Around 9,000 catalogues from more than 390 auction houses in Germany, Austria and Switzerland dating from 1901 to 1945 are now available online, a new resource that art-market historians and provenance researchers seeking to trace and identify Nazi-looted art say is invaluable to their work.
The project known as "German Sales", which began in 2010 and is now completed, is a cooperation between the Kunstbibliothek (art library) of Berlin’s state museums, Heidelberg University library and the Getty Research Institute in Los Angeles. Funding was provided by the Deutsche Forschungsgemeinschaft, the Volkswagen Foundation and the US National Endowment for the Humanities.

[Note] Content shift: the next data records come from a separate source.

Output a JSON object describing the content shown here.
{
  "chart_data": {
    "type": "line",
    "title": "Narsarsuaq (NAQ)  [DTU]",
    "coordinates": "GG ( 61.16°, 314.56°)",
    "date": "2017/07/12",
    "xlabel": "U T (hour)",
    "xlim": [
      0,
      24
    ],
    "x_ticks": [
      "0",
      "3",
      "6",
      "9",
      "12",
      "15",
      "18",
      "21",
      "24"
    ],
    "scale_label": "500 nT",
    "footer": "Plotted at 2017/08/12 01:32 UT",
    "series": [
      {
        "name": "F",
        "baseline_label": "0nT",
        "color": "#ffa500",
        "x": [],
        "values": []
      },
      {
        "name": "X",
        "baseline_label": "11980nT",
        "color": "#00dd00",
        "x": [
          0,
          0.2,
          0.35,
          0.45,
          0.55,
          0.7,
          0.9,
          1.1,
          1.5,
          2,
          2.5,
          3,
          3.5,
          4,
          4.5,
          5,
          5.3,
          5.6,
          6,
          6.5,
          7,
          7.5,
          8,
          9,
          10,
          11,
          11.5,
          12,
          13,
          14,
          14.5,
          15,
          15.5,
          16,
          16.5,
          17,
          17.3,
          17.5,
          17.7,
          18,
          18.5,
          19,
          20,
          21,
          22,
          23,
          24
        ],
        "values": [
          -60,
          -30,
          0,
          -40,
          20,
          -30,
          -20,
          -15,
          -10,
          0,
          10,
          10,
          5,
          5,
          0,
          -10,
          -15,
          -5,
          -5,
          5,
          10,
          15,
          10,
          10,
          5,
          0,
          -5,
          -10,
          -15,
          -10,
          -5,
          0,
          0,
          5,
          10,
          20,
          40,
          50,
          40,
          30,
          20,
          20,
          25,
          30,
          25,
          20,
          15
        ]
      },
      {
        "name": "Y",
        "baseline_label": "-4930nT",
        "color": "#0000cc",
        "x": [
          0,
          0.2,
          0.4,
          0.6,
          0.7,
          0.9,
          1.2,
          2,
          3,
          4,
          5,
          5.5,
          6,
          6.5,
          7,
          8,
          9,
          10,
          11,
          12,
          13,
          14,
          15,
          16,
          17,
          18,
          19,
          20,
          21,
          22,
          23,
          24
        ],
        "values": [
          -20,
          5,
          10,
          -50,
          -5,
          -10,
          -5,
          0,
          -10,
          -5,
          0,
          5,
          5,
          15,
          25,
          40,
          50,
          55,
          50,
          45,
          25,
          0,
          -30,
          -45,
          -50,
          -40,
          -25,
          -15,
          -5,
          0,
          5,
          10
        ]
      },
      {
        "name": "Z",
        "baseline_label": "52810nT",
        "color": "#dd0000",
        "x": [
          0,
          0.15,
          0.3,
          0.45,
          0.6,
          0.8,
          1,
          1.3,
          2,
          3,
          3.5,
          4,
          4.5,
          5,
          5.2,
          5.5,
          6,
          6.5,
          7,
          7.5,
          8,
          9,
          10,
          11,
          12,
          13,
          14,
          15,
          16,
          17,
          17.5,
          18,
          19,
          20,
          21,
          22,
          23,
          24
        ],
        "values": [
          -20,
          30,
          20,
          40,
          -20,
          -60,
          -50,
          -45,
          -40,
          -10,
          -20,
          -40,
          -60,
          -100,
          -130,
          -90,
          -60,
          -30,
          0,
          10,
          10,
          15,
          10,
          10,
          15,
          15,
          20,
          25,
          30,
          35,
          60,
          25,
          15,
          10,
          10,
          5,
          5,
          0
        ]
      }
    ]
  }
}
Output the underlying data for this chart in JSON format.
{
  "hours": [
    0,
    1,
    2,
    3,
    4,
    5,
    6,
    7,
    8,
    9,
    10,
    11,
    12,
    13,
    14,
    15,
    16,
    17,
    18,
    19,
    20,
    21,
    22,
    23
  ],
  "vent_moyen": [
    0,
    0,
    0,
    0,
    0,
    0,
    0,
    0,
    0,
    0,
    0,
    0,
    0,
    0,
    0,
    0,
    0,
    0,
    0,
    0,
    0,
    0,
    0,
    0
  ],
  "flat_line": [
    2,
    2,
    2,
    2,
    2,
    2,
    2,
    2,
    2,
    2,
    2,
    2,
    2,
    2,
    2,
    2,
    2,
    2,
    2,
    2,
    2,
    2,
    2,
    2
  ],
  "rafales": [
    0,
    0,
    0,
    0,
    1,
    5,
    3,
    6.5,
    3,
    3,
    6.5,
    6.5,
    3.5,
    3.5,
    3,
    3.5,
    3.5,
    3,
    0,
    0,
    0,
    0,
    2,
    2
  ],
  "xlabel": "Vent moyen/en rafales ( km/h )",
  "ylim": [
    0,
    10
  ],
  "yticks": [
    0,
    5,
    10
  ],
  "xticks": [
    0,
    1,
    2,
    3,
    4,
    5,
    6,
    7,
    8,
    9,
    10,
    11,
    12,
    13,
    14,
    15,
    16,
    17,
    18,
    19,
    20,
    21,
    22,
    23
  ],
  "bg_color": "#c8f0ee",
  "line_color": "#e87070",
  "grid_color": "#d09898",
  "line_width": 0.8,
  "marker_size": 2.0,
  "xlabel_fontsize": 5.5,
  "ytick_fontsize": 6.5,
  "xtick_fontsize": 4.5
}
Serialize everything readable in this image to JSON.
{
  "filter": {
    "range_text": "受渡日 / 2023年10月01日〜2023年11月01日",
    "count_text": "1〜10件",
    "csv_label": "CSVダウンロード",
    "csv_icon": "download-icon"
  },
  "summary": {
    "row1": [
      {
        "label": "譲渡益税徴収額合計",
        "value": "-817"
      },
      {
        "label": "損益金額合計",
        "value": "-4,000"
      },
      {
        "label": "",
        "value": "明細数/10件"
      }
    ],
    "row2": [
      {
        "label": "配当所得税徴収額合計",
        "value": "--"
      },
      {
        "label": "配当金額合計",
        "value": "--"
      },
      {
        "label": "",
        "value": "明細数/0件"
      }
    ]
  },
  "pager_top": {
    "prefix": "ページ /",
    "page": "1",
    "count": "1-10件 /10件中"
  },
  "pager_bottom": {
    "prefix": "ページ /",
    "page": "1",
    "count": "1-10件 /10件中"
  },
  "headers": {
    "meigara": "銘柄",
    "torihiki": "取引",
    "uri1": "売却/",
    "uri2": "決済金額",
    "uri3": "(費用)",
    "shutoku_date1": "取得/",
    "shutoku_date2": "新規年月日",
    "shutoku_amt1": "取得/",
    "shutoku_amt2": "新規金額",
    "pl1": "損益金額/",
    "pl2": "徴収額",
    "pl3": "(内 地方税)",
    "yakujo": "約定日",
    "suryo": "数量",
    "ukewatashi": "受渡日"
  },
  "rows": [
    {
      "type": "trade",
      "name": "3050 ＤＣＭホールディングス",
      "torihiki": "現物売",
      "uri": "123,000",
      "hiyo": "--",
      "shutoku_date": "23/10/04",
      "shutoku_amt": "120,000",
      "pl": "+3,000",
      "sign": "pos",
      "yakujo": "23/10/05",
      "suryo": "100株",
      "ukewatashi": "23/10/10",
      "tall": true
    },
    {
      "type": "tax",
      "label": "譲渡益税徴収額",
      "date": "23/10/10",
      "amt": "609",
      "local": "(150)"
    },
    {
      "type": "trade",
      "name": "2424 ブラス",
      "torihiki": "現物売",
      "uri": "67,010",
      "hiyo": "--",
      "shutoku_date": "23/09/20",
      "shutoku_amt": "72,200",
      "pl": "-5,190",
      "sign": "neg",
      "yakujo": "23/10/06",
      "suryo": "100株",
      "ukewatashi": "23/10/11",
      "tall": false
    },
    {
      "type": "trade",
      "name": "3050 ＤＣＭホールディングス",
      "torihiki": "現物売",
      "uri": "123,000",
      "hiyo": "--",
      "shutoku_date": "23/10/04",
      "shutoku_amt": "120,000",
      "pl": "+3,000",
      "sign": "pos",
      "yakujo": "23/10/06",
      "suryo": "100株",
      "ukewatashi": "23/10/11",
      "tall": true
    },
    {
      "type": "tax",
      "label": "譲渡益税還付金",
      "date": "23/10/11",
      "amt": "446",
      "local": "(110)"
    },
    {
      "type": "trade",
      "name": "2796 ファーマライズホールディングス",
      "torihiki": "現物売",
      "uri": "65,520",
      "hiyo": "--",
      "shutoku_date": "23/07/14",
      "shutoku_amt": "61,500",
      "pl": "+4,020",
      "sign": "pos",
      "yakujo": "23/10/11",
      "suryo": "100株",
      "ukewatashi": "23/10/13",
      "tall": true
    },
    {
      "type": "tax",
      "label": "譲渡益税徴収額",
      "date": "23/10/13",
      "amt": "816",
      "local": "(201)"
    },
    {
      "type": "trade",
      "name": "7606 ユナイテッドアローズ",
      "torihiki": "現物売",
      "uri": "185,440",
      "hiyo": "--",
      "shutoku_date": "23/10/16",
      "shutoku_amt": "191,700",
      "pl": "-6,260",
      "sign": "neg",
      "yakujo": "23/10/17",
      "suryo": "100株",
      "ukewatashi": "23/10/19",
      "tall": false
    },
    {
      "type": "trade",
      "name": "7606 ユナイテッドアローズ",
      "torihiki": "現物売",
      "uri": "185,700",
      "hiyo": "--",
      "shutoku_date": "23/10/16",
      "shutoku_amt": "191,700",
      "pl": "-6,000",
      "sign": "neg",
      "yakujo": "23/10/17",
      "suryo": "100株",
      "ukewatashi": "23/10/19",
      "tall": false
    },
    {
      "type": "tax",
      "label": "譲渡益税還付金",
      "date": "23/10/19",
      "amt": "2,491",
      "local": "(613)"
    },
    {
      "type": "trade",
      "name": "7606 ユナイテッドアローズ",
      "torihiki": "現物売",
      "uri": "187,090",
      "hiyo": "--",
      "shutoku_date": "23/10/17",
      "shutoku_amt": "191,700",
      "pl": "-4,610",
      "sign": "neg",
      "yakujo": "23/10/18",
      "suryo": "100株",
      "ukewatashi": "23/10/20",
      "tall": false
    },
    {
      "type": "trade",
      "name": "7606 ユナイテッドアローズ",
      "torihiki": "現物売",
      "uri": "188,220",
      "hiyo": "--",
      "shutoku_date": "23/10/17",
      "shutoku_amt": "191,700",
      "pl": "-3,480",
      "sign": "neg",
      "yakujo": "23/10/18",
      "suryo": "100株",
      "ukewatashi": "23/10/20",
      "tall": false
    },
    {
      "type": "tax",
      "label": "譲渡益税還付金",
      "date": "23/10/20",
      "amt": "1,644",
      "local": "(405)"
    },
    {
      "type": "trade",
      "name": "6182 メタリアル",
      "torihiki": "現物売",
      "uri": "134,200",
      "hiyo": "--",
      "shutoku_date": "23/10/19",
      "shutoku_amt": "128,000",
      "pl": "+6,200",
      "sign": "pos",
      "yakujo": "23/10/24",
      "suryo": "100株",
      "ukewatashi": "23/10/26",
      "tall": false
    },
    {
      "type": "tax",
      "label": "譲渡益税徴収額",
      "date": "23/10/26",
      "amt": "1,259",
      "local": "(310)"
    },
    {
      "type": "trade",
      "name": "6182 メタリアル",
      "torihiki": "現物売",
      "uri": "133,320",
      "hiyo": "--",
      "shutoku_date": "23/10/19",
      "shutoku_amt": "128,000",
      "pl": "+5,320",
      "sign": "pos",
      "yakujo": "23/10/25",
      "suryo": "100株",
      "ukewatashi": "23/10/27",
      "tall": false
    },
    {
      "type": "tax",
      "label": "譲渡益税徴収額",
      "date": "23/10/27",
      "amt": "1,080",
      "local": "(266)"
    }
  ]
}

The art market in German-speaking countries was among the fastest-growing in the world at the beginning of the 20th century. The open access resource has been warmly received by scholars who would otherwise need to track down individual catalogues in scattered libraries and archives, often needing to travel there in person.
“Having thousands of auction catalogues on hand is priceless for a resource-intense and complex field such as provenance research, which entails looking at hundreds of catalogues for a single object at times,” says Lynn Rother, a provenance specialist at the Museum of Modern Art in New York.
No single institution had preserved the entire catalogue output for auction houses between 1901 and 1945, although the Kunstbibliothek had a collection of about 2,600 catalogues and Heidelberg University Library possessed a further 2,380. The remaining 4,000 or so were tracked down by Kunstbibliothek researchers in 58 different libraries and museums.
There are plans to further extend the database by adding missing catalogues from 1901 to 1945, catalogues from the 19th century and further information on gallery sales.